May 05, 2004

You Say You Want a Revolution ...

UPDATE: Here is the Columbia Journalism Review piece on Moroney:

"Editors should praise — not punish — dissenters. 'Be thankful for the people who speak up,' he said. 'They are our best hope for getting it right.' Moroney’s “Fidel” speech lasted an hour and twenty minutes. He was preaching the causal relationship between high-quality journalism and financial health. In the final minute he used the word 'revolution seven times, and the crowd in the ballroom gave him a standing ovation. Many were stunned by what they’d heard, particularly Moroney’s praise for newsroom hell-raisers."

As I've always said, when you're too busy to write, use someone else's words. The current issue of the Columbia Journalism Review contains an article examining the newsroom "revolution" at the Dallas Morning News (it's not yet online).

In response to the piece, James Moroney, the paper's publisher, memoed the staff with the "five principles of the revolution," which he called "the remedies we need to get us from where we are to where we need to be." They are worth remembering:

 Be intensely customer focused. (We had become too inwardly
focused and forgotten that we are serving our readers and advertisers, not the other way around.)

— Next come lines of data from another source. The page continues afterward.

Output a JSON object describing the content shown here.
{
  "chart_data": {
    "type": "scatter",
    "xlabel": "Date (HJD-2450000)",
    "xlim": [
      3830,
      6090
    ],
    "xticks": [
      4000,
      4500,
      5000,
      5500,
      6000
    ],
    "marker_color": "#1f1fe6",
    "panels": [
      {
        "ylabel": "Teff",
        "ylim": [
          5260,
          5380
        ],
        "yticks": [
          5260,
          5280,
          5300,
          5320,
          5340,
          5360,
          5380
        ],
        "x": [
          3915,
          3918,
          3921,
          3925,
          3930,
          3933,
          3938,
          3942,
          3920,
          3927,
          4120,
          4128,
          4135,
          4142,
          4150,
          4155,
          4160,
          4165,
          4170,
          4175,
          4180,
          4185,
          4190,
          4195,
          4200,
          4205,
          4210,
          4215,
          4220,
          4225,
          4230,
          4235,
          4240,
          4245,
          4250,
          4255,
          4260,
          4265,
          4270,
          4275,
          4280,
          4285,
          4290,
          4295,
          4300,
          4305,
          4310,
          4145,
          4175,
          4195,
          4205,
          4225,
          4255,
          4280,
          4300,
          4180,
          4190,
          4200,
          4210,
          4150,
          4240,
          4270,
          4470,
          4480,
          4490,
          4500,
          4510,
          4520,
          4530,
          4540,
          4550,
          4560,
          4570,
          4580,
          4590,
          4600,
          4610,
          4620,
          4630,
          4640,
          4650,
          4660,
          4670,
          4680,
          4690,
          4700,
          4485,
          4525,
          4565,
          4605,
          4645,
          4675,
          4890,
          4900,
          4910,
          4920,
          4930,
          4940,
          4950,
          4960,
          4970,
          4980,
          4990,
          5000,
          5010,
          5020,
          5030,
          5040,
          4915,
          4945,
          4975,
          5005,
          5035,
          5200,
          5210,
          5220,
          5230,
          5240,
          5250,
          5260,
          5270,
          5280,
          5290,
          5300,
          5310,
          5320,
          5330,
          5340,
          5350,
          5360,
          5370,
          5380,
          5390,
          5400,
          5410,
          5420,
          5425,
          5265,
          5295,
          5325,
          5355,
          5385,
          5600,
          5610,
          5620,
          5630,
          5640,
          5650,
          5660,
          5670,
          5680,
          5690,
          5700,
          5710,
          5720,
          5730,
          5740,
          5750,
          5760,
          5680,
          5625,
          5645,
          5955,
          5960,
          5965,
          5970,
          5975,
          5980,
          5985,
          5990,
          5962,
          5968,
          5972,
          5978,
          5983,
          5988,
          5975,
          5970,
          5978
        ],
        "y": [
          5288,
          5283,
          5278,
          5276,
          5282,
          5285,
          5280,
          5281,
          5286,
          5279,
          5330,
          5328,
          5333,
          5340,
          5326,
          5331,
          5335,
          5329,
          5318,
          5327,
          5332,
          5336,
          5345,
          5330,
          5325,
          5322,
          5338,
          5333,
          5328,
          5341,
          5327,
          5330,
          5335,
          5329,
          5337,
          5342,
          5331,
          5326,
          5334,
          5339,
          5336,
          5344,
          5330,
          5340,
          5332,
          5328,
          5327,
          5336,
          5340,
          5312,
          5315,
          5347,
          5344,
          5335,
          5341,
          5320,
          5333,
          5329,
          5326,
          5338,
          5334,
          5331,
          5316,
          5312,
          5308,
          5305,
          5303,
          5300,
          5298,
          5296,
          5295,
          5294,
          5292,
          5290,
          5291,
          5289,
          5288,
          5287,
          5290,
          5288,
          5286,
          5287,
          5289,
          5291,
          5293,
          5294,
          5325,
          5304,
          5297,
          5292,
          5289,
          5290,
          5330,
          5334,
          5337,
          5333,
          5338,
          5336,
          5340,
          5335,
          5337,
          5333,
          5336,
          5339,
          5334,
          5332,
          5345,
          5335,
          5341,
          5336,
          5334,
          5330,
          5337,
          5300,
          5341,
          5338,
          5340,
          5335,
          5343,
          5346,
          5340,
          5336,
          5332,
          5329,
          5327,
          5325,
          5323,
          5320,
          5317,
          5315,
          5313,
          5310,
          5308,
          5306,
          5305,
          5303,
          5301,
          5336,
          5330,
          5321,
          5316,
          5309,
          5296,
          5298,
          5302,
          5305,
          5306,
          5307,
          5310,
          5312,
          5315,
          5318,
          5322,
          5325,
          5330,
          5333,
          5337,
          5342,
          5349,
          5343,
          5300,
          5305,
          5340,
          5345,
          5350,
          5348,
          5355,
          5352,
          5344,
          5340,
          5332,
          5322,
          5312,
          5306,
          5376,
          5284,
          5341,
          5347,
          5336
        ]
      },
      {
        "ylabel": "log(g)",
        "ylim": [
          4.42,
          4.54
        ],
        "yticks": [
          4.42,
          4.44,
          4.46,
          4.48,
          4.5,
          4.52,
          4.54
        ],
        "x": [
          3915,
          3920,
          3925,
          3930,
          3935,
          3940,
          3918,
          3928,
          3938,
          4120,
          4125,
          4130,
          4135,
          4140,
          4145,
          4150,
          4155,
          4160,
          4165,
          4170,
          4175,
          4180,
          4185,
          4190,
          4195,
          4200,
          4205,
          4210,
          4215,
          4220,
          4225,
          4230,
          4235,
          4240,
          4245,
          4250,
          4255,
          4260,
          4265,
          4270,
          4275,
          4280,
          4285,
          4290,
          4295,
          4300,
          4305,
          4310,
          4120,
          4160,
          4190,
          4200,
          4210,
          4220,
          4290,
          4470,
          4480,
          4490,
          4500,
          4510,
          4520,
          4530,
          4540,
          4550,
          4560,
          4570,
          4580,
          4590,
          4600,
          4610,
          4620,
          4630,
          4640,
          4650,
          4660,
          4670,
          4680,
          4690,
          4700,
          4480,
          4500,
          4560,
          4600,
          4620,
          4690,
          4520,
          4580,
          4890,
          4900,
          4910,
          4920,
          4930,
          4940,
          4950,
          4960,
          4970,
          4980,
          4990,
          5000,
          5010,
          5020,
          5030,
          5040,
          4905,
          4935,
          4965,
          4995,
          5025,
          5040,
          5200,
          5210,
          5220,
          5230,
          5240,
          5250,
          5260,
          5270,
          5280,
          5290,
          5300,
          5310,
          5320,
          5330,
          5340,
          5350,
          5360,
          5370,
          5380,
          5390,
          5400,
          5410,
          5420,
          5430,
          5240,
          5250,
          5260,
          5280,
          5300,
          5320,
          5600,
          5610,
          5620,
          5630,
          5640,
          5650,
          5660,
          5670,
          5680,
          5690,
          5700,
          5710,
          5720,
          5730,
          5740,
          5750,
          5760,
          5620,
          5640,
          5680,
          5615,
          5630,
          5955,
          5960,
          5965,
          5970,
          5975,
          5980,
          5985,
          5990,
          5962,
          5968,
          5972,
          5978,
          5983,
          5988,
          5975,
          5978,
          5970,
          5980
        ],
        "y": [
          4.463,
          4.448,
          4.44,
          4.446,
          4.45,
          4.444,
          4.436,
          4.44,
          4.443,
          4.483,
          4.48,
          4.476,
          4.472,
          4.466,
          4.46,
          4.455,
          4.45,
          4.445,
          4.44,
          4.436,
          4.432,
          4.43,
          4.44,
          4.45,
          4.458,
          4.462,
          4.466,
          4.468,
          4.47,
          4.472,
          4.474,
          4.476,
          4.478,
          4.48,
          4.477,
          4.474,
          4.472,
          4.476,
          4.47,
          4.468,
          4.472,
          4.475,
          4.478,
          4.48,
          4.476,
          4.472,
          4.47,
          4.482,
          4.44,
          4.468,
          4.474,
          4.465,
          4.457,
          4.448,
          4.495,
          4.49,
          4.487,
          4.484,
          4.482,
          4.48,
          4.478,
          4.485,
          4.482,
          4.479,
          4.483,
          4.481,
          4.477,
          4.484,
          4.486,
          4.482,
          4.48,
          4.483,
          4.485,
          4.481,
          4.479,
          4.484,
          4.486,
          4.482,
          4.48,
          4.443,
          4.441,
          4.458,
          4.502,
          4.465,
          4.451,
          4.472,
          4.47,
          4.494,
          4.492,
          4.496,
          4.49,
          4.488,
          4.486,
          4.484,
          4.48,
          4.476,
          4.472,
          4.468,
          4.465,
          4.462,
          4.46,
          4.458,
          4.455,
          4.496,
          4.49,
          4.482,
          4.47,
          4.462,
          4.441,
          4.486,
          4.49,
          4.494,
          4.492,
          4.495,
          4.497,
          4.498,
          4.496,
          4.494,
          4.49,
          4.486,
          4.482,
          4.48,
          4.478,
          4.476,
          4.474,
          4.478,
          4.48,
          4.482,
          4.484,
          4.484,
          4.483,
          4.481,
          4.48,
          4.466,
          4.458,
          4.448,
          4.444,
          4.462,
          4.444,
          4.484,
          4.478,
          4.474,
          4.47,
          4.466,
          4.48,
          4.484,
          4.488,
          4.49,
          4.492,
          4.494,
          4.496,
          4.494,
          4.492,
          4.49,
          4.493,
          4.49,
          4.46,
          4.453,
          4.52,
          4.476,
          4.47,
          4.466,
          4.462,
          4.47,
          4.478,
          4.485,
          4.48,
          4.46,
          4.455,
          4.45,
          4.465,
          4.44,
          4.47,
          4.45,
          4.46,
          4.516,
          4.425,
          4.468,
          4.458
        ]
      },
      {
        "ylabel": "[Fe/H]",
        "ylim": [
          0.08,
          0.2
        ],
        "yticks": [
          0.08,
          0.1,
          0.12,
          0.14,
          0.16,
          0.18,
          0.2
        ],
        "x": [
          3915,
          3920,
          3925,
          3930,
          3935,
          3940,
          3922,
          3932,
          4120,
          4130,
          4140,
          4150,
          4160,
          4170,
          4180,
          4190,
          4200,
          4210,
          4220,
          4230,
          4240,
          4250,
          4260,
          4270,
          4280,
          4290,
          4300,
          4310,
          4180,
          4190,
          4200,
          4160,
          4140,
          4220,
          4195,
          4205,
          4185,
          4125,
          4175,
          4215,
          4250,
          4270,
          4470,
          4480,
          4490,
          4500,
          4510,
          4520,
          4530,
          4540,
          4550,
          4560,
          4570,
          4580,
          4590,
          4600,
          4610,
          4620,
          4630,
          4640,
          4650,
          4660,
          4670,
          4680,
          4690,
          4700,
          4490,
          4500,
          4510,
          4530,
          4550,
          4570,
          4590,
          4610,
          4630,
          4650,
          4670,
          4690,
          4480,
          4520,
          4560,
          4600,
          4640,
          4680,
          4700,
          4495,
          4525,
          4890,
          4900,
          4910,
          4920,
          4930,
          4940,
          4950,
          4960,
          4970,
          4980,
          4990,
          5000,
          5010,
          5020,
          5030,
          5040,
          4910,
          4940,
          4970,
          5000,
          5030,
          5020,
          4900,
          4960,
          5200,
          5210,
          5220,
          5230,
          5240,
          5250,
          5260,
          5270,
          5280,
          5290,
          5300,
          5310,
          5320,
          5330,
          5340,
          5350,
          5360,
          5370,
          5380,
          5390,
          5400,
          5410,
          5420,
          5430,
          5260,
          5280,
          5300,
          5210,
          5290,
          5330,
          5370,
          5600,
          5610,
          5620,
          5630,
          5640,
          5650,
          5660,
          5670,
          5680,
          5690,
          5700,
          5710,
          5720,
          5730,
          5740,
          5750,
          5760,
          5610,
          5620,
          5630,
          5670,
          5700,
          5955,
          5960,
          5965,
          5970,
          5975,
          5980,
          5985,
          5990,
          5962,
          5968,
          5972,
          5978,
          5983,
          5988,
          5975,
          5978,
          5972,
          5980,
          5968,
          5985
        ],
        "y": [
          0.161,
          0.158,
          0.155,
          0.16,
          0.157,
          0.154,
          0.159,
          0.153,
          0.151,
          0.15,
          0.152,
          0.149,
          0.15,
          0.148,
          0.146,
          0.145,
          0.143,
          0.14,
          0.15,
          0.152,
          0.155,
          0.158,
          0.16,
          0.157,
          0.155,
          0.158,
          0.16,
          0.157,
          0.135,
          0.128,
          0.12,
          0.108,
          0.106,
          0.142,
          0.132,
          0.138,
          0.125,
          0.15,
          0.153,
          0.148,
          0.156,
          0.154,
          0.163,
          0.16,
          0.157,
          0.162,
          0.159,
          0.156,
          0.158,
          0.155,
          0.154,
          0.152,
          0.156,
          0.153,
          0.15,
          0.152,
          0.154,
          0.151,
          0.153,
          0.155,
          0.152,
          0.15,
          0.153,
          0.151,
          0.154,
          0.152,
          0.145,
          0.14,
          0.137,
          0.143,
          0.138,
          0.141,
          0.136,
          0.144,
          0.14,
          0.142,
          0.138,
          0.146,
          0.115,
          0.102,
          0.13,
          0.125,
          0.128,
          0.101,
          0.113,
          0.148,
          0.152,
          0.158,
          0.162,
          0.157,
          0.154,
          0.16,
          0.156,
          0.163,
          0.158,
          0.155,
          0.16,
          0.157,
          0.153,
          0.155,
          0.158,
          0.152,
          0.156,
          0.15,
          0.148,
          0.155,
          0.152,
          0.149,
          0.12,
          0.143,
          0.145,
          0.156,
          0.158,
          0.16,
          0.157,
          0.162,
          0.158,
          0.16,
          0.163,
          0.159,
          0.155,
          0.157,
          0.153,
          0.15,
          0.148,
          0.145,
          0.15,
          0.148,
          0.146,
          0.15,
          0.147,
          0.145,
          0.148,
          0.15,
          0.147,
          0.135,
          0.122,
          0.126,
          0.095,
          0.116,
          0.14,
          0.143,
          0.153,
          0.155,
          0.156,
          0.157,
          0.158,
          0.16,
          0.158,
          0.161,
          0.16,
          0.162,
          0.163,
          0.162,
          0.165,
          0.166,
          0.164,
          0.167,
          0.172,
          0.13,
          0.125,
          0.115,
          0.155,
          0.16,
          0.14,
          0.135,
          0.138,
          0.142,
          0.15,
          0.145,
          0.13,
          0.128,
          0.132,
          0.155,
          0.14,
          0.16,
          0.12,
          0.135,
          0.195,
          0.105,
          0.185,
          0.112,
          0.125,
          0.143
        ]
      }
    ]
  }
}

 Sense of Urgency. (We began to believe we were the only game
in town. We could take our time to act and to react. We can't. The
competition is at the gate.)

 Be Inclusive. (We lost our focus on the development of a diverse workplace. We must understand we can only truly serve our diverse
group of readers by reflecting that diversity among our own employee
population.)

 Carry Two Buckets. (We had become too specialized. We developed a "that's not my job" attitude. There are too many empty hands
around. If you have one, either pick up another bucket or use it to turn
the handle on the exit door.)

 Welcome Constructive Criticism. (We became too arrogant, especially in management. We thought we knew it all or knew it best.
Non-management employees and mid-level management weren't encouraged and rewarded for speaking up. Instead they were ignored or worse, punished. It's way past time for everyone to be able to be heard.)

Newsroom cynics are likely to dismiss these concepts as empty management-speak, but they are shortcuts that acknowledge the weakness of our journalistic institutions and offer ways to overcome them.

Here is another way of looking at them:

 Serving readers means doing journalism for the public good, being the watchdog. Serving advertisers means providing value in exchange for their money, which pays our salaries.

 Time is running out on relevancy. Urgency is a necessity, not a luxury. The conversation of news is faster and more compresses than ever. For a newspaper to participate -- and to do so with crediblity and depth -- it must be nimble and assertive.

 Diversity is good. Does this even need to be explained anymore? The world is diverse. America is diverse. Newspapers aren't. Who wants to read anything that doesn't reflect the world in which they live?

 Learning is also good. The one-person, one-job model of newspaper journalism is obsolete, made so by the capabilities of technology and the demands of a media market in which flexible, responsive organizations triumph over calcified, hierarchical organizations. Start with the Learning Newsroom.

 Change begins at the edges but takes hold in the middle. Train, develop and empower front-line editors. Enable them -- through coaching, support and guidance -- to implement the vision for the newspaper. The Readership Institute's latest newsroom survey concludes that newspaper's with an ability to innovate have engaged and enthusiastic mid-level editors.